The amount of the fine indicates the magnitude of the violations. The complaint came in the wake of an alarming number of lavish fundraisers hosted by Freddie Mac’s lobbyist – nearly half of which directly benefited lawmakers responsible for overseeing Freddie Mac and mortgage lending practices. During the 2002 election cycle, Delk hosted at least 45 fundraising events for lawmakers. More than half of these extravagant affairs featured Rep. Michael Oxley (R-Ohio), chair of the House Committee on Financial Services, which regulates mortgage loan practices, and at least 19 of these events were held directly for the benefit of lawmakers with oversight responsibilities for Freddie Mac.
While it is not illegal for lobbyists to host fundraising events for lawmakers whom they are trying to influence, it certainly raises the specter of corruption. The corrupting nexus between lobbyists, campaign cash and lawmakers is far more prevalent than just the practices of one or two shady lobbyists. Campaign fundraising by lobbyists – even constant, round-the-clock fundraising by lobbyists for those whom they lobby – is considered business as usual on Capitol Hill.

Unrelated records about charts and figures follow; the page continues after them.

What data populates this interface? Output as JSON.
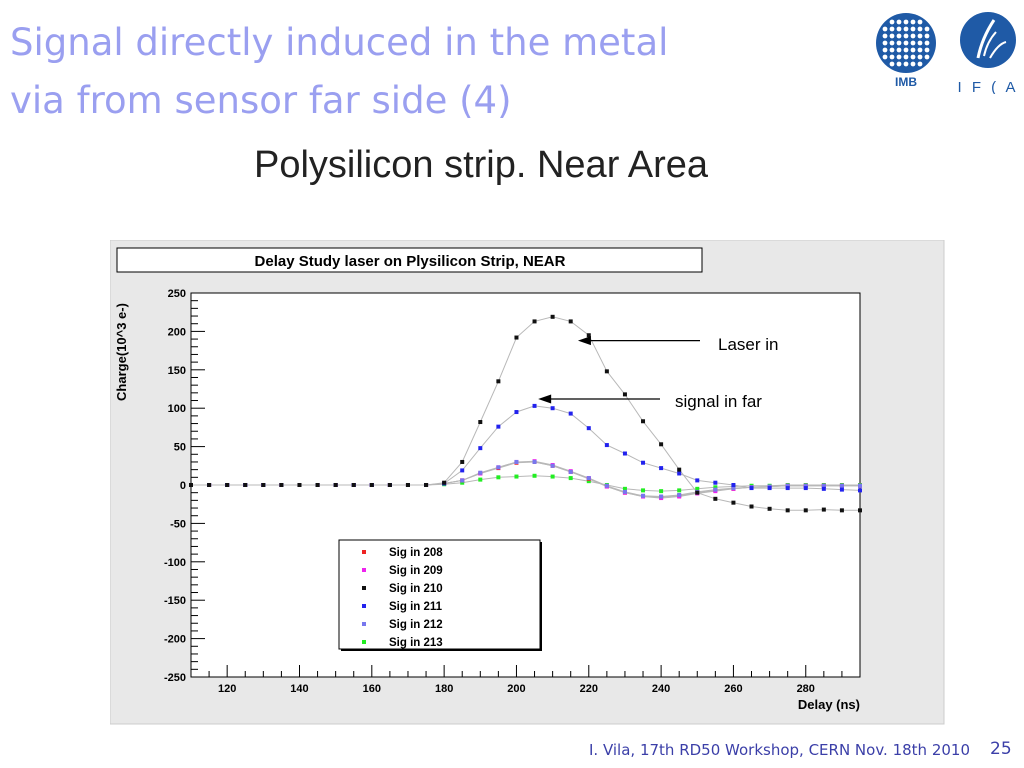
{
  "slide": {
    "title_line1": "Signal directly induced in the metal",
    "title_line2": "via from sensor far side (4)",
    "subtitle": "Polysilicon strip. Near Area",
    "footer": "I. Vila, 17th RD50 Workshop, CERN  Nov. 18th 2010",
    "page_number": "25",
    "logo_imb_text": "IMB",
    "logo_ifca_text": "I F ( A",
    "colors": {
      "title": "#9a9ff0",
      "footer": "#3b3fa8",
      "imb_blue": "#1f5aa6",
      "ifca_blue": "#1f5aa6"
    }
  },
  "chart_data": {
    "type": "scatter",
    "title": "Delay Study laser on Plysilicon Strip, NEAR",
    "xlabel": "Delay (ns)",
    "ylabel": "Charge(10^3 e-)",
    "xlim": [
      110,
      295
    ],
    "ylim": [
      -250,
      250
    ],
    "xticks": [
      120,
      140,
      160,
      180,
      200,
      220,
      240,
      260,
      280
    ],
    "yticks": [
      250,
      200,
      150,
      100,
      50,
      0,
      -50,
      -100,
      -150,
      -200,
      -250
    ],
    "legend_position": "bottom-left",
    "grid": false,
    "x": [
      110,
      115,
      120,
      125,
      130,
      135,
      140,
      145,
      150,
      155,
      160,
      165,
      170,
      175,
      180,
      185,
      190,
      195,
      200,
      205,
      210,
      215,
      220,
      225,
      230,
      235,
      240,
      245,
      250,
      255,
      260,
      265,
      270,
      275,
      280,
      285,
      290,
      295
    ],
    "series": [
      {
        "name": "Sig in 208",
        "color": "#ee2222",
        "values": [
          0,
          0,
          0,
          0,
          0,
          0,
          0,
          0,
          0,
          0,
          0,
          0,
          0,
          0,
          2,
          6,
          15,
          22,
          29,
          30,
          25,
          17,
          8,
          -2,
          -10,
          -15,
          -16,
          -14,
          -10,
          -7,
          -5,
          -3,
          -2,
          -1,
          -1,
          -1,
          -1,
          -1
        ]
      },
      {
        "name": "Sig in 209",
        "color": "#ee22ee",
        "values": [
          0,
          0,
          0,
          0,
          0,
          0,
          0,
          0,
          0,
          0,
          0,
          0,
          0,
          0,
          2,
          6,
          15,
          23,
          30,
          31,
          26,
          18,
          9,
          -2,
          -10,
          -15,
          -17,
          -15,
          -11,
          -8,
          -5,
          -3,
          -2,
          -1,
          -1,
          -1,
          -1,
          -1
        ]
      },
      {
        "name": "Sig in 210",
        "color": "#111111",
        "values": [
          0,
          0,
          0,
          0,
          0,
          0,
          0,
          0,
          0,
          0,
          0,
          0,
          0,
          0,
          3,
          30,
          82,
          135,
          192,
          213,
          219,
          213,
          195,
          148,
          118,
          83,
          53,
          20,
          -10,
          -18,
          -23,
          -28,
          -31,
          -33,
          -33,
          -32,
          -33,
          -33
        ]
      },
      {
        "name": "Sig in 211",
        "color": "#2222ee",
        "values": [
          0,
          0,
          0,
          0,
          0,
          0,
          0,
          0,
          0,
          0,
          0,
          0,
          0,
          0,
          2,
          19,
          48,
          76,
          95,
          103,
          100,
          93,
          74,
          52,
          41,
          29,
          22,
          15,
          6,
          3,
          0,
          -4,
          -4,
          -4,
          -4,
          -5,
          -6,
          -7
        ]
      },
      {
        "name": "Sig in 212",
        "color": "#7777ee",
        "values": [
          0,
          0,
          0,
          0,
          0,
          0,
          0,
          0,
          0,
          0,
          0,
          0,
          0,
          0,
          2,
          6,
          16,
          23,
          30,
          30,
          25,
          17,
          9,
          -1,
          -9,
          -14,
          -15,
          -13,
          -9,
          -6,
          -4,
          -3,
          -2,
          -1,
          -1,
          -1,
          -1,
          -1
        ]
      },
      {
        "name": "Sig in 213",
        "color": "#22ee22",
        "values": [
          0,
          0,
          0,
          0,
          0,
          0,
          0,
          0,
          0,
          0,
          0,
          0,
          0,
          0,
          1,
          3,
          7,
          10,
          11,
          12,
          11,
          9,
          5,
          0,
          -5,
          -7,
          -8,
          -7,
          -5,
          -3,
          -2,
          -1,
          -1,
          0,
          0,
          0,
          0,
          0
        ]
      }
    ],
    "annotations": [
      {
        "text": "Laser in",
        "arrow_to": [
          217,
          188
        ]
      },
      {
        "text": "signal in far",
        "arrow_to": [
          206,
          112
        ]
      }
    ]
  }
}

The complaint was based on the appearance that the numbers reported to the FEC by Delk did not add up. Delk’s personal in-kind contributions to the 45 events appeared to exceed his aggregate contribution limits. And the company enlisted to promote these fundraising events – Epiphany Productions, run by a former Republican Party official – routinely was not paid for its services. These possible violations of campaign finance law suggested by public records formed the basis of Public Citizen’s complaint.

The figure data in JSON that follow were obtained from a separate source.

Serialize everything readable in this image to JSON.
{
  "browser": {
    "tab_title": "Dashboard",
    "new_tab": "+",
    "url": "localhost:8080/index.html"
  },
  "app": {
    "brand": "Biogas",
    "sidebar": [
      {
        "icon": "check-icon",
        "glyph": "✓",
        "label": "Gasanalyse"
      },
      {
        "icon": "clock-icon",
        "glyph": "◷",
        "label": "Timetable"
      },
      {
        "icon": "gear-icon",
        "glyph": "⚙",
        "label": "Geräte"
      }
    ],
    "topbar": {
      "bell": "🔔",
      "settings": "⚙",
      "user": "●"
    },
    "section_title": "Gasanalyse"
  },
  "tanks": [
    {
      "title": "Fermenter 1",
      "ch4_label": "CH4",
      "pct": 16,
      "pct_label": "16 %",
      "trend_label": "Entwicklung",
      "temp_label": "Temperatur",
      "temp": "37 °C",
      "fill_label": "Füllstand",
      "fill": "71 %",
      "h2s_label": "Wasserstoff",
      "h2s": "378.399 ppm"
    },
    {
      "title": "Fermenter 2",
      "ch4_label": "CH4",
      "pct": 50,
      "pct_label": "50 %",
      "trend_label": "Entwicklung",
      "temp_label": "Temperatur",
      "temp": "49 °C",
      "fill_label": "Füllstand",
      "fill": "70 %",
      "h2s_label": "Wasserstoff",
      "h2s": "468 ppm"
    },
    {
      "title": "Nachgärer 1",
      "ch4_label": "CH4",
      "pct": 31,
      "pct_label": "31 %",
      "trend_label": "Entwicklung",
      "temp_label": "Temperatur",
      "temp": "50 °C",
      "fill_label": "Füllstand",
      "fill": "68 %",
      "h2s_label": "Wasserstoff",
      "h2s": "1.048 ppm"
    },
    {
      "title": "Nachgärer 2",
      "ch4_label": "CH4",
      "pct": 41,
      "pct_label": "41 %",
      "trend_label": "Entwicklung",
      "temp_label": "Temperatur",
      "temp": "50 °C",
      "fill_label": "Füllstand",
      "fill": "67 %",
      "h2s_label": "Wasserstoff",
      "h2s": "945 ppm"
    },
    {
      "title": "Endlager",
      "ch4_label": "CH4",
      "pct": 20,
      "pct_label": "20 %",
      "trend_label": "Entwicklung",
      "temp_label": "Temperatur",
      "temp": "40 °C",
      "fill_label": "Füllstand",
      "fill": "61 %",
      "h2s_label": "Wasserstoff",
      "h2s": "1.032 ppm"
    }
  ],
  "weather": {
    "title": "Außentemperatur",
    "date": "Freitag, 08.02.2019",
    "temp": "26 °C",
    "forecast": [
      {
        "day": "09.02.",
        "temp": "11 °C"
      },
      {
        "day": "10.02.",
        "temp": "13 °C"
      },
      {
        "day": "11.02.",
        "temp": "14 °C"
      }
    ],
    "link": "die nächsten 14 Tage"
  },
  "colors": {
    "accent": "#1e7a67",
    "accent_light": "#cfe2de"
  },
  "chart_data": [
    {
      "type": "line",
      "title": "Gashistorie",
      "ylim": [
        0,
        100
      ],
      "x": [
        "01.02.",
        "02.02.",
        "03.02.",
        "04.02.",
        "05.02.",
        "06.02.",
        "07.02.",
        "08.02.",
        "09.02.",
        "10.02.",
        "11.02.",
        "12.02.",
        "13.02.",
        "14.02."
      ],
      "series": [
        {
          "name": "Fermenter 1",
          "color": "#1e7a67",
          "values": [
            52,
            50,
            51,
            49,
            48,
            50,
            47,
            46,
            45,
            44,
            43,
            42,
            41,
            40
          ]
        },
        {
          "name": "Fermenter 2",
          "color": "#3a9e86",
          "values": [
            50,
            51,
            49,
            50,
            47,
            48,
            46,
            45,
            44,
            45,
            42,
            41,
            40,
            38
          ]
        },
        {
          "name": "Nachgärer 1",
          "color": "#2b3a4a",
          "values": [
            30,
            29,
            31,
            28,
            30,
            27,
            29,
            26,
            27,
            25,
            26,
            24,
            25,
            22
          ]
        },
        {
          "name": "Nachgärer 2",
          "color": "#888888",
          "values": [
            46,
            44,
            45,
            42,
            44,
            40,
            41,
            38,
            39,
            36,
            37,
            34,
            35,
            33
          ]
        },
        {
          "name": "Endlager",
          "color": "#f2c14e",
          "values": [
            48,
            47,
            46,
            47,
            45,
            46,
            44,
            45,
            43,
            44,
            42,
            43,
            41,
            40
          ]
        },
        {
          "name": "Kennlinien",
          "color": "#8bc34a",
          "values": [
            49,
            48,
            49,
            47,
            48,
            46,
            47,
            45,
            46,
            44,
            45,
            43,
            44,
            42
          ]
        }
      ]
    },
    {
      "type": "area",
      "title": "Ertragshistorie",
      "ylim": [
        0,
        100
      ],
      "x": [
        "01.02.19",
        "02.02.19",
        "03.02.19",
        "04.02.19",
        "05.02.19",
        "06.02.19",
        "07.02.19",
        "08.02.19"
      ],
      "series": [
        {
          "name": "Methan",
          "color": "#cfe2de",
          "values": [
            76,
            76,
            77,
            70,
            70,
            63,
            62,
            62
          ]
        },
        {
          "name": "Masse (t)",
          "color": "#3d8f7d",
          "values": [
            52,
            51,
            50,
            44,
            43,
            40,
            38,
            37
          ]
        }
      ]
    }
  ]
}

All along, however, the shadow of Freddie Mac loomed. Public records available at the time of Public Citizen’s complaint did not prove that Freddie Mac was footing the bill illegally for these fundraising events, but a close FEC investigation of Freddie Mac’s finances and business practices led the commission to conclude that Freddie Mac used corporate resources to support Delk’s fundraisers, which is illegal. The corporation also solicited and forwarded contributions from its employees to federal candidates and contributed $150,000 to the Republican Governors Association, all in violation of federal law. Freddie Mac has admitted the latter violation and has agreed not to contest the rest, thus settling the case.
The action of the FEC to punish illegal corporate contributions to lawmakers is a great step in the right direction. But because in most cases such direct corporate involvement is difficult to prove, what is needed is a clear prohibition on lobbyists acting as fundraisers for federal candidates – whether on their “own time” or, as here, when on the corporate payroll.